KUED, in partnership with Salt Lake County, will commemorate the Eccles legacy with an advance screening of the new film, Marriner Eccles: Father of the Modern Federal Reserve, on Monday, October 7th. The screening will be open to the public. The Honorable Jerome H. Powell, current Chairman of the Federal Reserve will deliver opening remarks.
The event will be held at the Rose Wagner Performing Arts Center. Doors will open at 10:30 a.m. and guests must be seated by 10:45 a.m. The screening of the film will start promptly at 11:00 a.m. This event is free, but tickets are required. Tickets can be picked up at the Rose Wagner box office prior to the event, or ordered at arttix.org.
Howe said, “It was a privilege to bring the story of his life and times to television. As Randal Quarles, Vice-Chairman of the Federal Reserve says in the film, ‘Marriner Eccles was one of the most consequential public figures in the history of the country.’”
From a young age, Eccles oversaw the family’s lumber, construction, and banking institutions, which gave him an understanding of business from the ground up.
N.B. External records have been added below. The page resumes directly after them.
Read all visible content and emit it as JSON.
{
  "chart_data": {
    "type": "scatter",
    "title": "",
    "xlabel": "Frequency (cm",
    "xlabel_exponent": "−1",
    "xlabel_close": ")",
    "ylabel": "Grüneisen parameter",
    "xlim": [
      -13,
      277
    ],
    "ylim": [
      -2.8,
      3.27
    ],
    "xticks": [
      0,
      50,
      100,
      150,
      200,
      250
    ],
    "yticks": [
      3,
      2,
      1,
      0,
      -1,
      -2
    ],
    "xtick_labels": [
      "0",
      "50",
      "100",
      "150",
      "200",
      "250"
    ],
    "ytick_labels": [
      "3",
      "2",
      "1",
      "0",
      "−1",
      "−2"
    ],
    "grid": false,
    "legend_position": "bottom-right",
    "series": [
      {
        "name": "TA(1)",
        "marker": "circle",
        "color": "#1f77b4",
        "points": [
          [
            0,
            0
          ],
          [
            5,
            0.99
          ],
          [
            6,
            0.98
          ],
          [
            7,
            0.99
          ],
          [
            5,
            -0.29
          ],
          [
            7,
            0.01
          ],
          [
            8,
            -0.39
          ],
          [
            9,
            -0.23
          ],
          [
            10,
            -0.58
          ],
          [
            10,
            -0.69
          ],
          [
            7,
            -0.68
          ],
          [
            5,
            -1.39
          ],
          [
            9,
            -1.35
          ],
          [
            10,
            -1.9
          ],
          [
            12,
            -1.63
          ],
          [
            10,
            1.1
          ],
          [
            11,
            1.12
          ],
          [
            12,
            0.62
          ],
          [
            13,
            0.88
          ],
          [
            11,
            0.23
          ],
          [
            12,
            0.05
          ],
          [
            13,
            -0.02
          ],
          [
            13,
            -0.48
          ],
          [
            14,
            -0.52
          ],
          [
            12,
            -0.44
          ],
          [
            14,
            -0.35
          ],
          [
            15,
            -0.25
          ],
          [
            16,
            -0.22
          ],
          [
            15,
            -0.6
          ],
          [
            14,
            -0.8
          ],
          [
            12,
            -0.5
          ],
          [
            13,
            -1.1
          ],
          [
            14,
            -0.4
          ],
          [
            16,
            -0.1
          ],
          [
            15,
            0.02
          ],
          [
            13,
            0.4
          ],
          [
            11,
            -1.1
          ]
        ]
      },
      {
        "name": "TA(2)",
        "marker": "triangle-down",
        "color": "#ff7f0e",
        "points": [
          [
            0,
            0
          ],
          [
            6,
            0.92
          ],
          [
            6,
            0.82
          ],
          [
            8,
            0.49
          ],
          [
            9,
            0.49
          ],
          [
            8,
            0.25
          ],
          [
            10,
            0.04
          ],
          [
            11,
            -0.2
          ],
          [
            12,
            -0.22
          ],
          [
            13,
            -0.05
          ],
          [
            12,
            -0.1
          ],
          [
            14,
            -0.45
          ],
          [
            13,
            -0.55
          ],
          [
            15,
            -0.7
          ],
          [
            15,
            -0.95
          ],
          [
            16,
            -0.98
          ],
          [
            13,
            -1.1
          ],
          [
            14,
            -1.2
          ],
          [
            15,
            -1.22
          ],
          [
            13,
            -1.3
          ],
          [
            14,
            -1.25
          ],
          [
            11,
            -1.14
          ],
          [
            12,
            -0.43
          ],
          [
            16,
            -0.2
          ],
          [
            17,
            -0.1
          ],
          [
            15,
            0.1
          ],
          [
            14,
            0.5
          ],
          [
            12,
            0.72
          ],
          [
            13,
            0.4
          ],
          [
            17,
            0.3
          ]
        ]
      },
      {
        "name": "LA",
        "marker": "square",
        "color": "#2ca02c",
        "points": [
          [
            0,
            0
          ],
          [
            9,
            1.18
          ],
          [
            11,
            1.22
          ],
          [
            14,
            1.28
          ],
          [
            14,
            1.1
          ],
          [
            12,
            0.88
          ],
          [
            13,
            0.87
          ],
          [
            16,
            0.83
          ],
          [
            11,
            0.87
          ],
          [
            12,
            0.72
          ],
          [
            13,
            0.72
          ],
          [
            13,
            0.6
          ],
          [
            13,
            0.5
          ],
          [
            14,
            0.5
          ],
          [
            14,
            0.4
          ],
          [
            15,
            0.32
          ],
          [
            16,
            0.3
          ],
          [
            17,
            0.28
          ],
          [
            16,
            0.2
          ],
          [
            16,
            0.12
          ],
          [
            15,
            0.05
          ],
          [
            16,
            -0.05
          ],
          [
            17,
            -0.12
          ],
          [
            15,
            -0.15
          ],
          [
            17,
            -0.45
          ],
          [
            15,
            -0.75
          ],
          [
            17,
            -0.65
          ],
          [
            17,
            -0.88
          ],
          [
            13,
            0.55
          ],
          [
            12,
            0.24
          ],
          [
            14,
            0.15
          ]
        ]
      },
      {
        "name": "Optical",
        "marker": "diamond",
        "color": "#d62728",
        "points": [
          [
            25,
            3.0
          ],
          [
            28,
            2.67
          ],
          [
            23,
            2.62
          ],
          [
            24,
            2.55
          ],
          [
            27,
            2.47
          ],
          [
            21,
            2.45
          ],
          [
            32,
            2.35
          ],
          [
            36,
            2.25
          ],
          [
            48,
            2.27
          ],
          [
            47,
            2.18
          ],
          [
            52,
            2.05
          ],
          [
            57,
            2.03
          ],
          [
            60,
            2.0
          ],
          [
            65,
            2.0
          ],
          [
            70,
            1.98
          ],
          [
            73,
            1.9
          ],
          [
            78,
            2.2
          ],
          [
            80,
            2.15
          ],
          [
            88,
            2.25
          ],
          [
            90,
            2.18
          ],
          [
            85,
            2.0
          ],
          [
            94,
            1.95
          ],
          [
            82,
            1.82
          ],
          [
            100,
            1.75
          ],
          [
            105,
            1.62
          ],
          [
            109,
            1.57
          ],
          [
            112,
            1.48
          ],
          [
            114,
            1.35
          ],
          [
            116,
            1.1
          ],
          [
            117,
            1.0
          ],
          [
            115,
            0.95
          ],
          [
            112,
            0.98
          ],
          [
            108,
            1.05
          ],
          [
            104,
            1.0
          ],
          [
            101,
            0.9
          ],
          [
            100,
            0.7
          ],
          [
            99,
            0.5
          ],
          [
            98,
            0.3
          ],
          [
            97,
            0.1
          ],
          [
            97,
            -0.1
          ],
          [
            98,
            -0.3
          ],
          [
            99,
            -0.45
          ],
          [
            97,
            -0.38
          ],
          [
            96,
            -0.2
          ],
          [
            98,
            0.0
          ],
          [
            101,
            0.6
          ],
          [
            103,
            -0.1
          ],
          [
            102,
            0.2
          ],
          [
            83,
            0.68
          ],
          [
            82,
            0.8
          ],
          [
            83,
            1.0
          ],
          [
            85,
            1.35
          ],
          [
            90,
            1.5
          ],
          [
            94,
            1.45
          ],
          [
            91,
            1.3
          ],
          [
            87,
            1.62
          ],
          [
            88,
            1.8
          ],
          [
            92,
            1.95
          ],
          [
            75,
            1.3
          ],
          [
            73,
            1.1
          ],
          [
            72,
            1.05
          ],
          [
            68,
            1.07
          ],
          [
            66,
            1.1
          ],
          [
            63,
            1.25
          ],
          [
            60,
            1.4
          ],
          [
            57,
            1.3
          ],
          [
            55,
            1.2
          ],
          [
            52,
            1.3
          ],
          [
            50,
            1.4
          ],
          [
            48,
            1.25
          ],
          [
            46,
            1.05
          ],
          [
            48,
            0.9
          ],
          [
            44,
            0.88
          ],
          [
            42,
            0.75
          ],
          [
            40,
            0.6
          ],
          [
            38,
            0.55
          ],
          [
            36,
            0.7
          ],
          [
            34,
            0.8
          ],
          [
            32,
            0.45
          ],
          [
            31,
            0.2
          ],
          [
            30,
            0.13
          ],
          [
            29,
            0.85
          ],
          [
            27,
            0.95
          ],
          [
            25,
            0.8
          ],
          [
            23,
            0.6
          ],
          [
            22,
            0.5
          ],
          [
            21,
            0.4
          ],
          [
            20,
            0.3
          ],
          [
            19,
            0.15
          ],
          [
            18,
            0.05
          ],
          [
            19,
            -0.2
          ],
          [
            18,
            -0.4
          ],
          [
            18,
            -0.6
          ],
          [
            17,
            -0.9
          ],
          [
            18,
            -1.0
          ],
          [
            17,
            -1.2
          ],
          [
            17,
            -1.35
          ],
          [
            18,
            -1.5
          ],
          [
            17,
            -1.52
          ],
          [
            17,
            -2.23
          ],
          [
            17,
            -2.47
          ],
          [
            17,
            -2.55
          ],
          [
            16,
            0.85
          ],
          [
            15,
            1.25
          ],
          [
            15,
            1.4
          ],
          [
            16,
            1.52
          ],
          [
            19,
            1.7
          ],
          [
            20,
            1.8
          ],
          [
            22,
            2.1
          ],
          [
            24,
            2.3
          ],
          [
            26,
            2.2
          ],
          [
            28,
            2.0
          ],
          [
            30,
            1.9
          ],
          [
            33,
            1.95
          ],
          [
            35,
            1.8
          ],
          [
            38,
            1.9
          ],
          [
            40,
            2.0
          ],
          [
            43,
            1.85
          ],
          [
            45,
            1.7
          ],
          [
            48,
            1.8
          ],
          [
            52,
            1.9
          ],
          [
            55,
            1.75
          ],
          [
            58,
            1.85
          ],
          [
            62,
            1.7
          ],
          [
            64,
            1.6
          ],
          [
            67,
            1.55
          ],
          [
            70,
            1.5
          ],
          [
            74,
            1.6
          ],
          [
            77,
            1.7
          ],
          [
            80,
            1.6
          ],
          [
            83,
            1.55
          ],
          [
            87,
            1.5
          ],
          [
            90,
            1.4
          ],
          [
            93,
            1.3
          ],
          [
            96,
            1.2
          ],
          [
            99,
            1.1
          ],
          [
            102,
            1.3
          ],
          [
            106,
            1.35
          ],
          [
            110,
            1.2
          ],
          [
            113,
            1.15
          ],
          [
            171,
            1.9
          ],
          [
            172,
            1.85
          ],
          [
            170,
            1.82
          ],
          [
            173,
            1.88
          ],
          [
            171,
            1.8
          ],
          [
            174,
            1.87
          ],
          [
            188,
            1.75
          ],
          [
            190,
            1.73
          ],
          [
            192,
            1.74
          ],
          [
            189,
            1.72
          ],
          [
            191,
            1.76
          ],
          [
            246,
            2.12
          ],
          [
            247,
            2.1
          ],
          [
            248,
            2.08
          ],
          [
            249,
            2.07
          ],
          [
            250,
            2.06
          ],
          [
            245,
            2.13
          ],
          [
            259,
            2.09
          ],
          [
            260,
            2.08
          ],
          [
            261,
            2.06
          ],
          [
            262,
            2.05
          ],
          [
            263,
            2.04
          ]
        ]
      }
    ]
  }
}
Eccles turned into a shrewd businessman who would come to see the economy as something that required interventions on a grand scale when the Great Depression hit.
After the stock market crash of 1929, branches of the Eccles family’s First Security Corporation kept their doors open, while neighboring banks were folding. As the Great Depression took its toll on America, Eccles took to the podium and spoke before Congress in 1933.
In his testimony, Eccles stated, “It is recognized by everyone that our most urgent and acute problem today is to immediately provide adequate relief to the millions of our people who are destitute and unemployed in every corner of our nation.” His ideas to combat the economic downturn and fix the economy would later be represented in President Rooosevelt's New Deal. Soon after his speech, politicians from Washington D.C. started to take notice of this banker from Utah.
“It's what makes the New Deal such an important turning point in American institutional policy and political history. Marriner Eccles is associated with that, and I think he needs to be remembered for that kind of thinking and for understanding the legitimacy and, indeed, the necessity of federal initiative when the free market fails, especially when it fails as spectacularly as it did in the 1930s and darn near did again in 2008 and 2009,” said Dr. David Kennedy, Pulitzer-winning Stanford historian.
In 1934, Eccles was appointed as the Chairman of the Federal Reserve by President Roosevelt. Eccles believed that only the federal government was large enough to make the kinds of economic changes necessary to stem the tide of the Great Depression. In 1936, TIME Magazine wrote, “a good many people believe Marriner Eccles is the only thing standing between the United States and disaster.”
As the economy slowly recovered, Eccles took steps to solidify what he considered an essential piece of the puzzle. – the independence of the Federal Reserve as an institution. The Banking Act of 1935 was one of Eccles’ greatest achievements. Through it and his leadership – in conjunction with the creation of the Federal Deposit Insurance Corporation (FDIC) and new restraints and safeguards on the banking industry – the Fed was able to keep interest rates low, combat deflation, and stimulate modest economic growth through the 1930s.
In the years following World War II, the Fed became increasingly concerned over rampant government spending and inflation, arguing it was time to reconsider wartime interest rates. President Truman disagreed. This dispute ended with the signing of the Treasury-Federal Reserve Accord of 1951, but eventually Eccles turned in his letter of resignation.
Eccles returned to Utah, where he resumed his family businesses and spawned a series of philanthropic foundations that are still managed by the Eccles family to this day. (KUED and The University of Utah are both recipients of grants provided by the Eccles family endowments.)
Howe said, “This film was an intellectual and emotional journey taking our filmmakers from New York to San Francisco to Washington D.C., speaking with some of the most important thinkers of our time regarding Marriner Eccles, including Dr. Ben Bernanke and Pulitzer-winning Stanford historian Dr. David Kennedy.”
Eccles leaves behind a legacy as one of the premier economic thinkers of his time, a strong believer in the idea that an economic system should work for the common man, and whose stewardship cemented the Federal Reserve as the independent, effective institution it is today.